SBI ready to cut lending rates
State Bank of India (SBI) has said that it is likely to bring down its lending rates if the Reserve Bank of India (RBI) withdraws the additional cash reserve ratio (CRR) requirement imposed in the wake of the surge in bank liquidity.
Meanwhile, Bank of India has already cut its one-year benchmark lending rates by 5 basis points to 9.25%.
SBI is flush with funds, having received Rs 2.32 lakh crore in its current and savings account following demonetisation. Against these deposits, total outflows have been only Rs 83,000 crore, resulting in a net addition of Rs 1.5 lakh crore. However, nearly half of these incremental deposits are locked with the RBI in the form of CRR.

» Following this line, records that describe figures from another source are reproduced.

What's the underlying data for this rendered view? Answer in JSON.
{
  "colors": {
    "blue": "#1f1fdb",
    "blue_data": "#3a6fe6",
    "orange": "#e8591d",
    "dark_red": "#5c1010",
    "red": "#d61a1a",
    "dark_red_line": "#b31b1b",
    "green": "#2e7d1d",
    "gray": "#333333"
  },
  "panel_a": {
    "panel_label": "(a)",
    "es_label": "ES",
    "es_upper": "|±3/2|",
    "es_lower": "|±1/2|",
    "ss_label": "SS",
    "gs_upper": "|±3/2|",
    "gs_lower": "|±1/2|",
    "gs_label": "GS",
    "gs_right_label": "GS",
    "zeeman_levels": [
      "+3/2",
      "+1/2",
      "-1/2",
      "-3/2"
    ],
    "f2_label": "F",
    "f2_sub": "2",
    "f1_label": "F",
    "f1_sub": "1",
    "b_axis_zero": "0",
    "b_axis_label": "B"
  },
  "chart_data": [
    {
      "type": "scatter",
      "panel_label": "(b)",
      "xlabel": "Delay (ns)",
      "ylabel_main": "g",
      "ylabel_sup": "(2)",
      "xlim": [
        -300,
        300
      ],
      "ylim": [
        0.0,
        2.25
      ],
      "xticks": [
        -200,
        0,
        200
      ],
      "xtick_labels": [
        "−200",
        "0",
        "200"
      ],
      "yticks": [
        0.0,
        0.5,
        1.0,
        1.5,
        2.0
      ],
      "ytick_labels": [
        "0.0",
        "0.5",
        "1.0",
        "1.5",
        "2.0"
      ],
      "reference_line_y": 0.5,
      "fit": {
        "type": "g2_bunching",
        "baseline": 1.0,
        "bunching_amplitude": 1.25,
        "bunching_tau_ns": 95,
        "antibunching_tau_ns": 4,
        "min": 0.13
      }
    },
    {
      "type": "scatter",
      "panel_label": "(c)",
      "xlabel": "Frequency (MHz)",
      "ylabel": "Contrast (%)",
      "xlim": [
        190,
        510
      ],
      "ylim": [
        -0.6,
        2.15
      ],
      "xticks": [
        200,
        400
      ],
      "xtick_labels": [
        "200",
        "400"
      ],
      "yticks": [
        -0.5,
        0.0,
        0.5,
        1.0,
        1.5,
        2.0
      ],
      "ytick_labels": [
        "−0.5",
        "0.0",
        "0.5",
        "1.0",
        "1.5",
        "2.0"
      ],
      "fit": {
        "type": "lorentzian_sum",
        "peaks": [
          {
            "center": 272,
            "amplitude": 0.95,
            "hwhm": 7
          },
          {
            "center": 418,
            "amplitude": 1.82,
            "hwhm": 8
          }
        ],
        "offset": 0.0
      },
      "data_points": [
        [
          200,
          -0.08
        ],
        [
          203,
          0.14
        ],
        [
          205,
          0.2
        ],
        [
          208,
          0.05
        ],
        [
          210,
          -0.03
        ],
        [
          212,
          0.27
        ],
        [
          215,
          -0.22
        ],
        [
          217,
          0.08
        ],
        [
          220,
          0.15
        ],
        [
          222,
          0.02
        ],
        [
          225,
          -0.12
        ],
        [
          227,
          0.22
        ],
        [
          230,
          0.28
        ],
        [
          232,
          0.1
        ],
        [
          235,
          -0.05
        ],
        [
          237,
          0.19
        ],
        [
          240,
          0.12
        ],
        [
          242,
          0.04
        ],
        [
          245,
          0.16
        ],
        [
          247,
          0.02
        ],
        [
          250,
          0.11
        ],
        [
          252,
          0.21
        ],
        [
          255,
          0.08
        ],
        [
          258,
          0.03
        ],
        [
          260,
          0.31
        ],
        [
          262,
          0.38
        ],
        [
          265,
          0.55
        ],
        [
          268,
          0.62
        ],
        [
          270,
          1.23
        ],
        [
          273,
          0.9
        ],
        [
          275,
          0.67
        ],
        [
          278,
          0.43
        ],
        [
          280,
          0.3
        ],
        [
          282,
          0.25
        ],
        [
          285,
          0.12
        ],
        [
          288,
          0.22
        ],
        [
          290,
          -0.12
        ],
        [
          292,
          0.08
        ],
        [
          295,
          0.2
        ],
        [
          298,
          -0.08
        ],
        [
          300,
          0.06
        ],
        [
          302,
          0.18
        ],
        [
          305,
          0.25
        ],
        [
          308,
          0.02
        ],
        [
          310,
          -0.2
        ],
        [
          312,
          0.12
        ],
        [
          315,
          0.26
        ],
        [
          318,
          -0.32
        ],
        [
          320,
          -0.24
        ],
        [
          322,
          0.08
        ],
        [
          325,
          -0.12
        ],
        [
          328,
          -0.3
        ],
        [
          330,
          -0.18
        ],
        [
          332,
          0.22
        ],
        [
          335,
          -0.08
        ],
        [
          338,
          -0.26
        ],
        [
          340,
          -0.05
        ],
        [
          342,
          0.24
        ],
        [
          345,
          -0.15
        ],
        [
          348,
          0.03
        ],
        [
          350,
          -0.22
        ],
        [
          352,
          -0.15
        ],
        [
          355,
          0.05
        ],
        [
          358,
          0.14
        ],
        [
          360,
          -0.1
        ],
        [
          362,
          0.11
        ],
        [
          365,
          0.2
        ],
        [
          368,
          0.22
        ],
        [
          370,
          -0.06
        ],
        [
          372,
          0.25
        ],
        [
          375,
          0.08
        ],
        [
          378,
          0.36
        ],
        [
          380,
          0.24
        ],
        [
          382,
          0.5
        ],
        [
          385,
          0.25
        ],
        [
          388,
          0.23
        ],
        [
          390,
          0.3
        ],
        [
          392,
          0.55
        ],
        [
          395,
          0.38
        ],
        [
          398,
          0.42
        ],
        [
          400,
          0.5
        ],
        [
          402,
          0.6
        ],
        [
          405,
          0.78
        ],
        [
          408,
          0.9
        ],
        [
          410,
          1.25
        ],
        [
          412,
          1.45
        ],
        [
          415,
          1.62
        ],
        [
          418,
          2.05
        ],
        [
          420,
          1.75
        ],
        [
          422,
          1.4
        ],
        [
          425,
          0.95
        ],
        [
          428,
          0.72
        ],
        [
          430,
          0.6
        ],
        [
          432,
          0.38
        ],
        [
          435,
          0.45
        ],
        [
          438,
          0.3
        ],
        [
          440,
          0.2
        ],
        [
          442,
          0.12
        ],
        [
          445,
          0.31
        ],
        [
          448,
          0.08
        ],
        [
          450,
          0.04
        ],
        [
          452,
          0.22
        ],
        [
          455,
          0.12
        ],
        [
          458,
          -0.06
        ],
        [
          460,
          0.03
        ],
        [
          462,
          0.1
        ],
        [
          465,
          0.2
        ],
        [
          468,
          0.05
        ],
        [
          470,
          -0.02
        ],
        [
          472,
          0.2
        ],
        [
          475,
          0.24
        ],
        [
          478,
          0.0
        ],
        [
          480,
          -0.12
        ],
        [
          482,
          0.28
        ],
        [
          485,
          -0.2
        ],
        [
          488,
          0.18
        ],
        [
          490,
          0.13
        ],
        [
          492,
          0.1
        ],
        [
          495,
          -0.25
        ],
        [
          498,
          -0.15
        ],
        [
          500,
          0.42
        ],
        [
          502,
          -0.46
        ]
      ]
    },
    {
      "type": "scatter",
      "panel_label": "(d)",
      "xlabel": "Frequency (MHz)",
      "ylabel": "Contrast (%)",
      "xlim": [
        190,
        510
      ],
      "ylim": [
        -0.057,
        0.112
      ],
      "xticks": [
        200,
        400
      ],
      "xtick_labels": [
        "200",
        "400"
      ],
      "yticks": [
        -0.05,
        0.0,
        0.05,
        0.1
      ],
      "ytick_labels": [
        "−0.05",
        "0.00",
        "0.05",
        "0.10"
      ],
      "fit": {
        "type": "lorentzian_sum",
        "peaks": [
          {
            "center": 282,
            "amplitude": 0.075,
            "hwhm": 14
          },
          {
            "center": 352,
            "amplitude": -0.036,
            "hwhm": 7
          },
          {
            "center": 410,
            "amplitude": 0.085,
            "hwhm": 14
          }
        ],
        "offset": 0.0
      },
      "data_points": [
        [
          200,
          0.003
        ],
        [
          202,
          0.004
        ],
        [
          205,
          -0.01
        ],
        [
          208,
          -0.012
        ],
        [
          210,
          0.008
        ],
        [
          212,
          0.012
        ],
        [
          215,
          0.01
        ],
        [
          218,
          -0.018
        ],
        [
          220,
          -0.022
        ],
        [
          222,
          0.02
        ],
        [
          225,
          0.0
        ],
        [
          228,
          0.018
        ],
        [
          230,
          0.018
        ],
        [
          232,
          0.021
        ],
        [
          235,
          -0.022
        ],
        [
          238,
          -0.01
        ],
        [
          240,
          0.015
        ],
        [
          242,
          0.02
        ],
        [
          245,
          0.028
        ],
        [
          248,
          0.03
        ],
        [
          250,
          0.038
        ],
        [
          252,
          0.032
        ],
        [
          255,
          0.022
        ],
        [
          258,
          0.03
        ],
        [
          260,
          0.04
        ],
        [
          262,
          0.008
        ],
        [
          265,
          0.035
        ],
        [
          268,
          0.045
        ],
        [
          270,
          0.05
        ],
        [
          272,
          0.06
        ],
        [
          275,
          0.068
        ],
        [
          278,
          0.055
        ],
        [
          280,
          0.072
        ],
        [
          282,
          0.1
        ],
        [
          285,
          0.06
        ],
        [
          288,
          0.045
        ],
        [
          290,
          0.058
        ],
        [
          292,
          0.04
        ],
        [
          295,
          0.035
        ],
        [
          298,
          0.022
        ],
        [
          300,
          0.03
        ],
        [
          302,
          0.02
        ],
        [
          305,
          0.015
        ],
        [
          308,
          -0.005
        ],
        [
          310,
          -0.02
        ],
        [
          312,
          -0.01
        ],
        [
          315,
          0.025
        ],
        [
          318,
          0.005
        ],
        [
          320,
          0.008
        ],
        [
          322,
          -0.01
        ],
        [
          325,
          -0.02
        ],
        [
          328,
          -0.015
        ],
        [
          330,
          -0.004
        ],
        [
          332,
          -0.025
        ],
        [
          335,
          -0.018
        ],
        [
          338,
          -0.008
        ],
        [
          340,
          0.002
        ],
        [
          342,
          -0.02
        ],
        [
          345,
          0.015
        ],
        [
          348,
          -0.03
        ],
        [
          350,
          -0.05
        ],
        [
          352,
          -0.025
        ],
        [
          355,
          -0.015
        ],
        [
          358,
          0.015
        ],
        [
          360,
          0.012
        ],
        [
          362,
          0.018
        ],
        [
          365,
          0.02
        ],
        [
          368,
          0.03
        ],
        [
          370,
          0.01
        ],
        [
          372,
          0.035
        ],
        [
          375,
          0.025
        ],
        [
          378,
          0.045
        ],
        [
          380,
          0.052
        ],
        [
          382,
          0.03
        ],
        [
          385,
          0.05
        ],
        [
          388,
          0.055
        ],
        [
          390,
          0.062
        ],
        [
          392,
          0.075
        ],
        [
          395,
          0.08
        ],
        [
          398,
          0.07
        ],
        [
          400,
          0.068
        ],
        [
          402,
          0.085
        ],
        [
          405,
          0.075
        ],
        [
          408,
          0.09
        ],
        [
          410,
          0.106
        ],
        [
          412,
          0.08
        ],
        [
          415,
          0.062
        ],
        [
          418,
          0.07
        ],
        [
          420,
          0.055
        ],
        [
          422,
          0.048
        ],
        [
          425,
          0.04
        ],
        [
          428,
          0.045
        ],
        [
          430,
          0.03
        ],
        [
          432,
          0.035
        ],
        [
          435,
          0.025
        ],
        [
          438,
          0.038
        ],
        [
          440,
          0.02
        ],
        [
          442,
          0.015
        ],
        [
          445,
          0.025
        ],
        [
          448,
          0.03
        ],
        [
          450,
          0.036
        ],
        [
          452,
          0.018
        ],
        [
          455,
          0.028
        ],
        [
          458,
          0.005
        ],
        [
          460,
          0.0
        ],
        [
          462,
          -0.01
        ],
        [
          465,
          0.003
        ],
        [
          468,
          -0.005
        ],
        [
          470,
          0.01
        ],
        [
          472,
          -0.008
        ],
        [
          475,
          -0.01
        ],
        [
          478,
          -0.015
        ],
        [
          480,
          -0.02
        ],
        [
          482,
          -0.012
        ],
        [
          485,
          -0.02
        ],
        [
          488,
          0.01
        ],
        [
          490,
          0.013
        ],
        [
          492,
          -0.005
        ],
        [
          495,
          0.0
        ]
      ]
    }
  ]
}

The RBI is widely expected to cut its key policy rate by 25 basis points (or bps, where 100bps = 1 percentage point). But what is holding up interest rates is the 100% CRR requirement that the central bank has imposed on incremental deposits on the increase in deposits between September 16 and November 11. The sudden imposition of CRR requirements resulted in banks being forced to borrow from the RBI to meet new regulations. Hopes that the CRR requirement would be lifted soon rose after the government hiked the amount of special bonds that it would issue to Rs 6 lakh crore. Bankers say that since liquidity in banks will not increase by Rs 6 lakh crore, limits might have been hiked to impound liquidity released after relaxing CRR.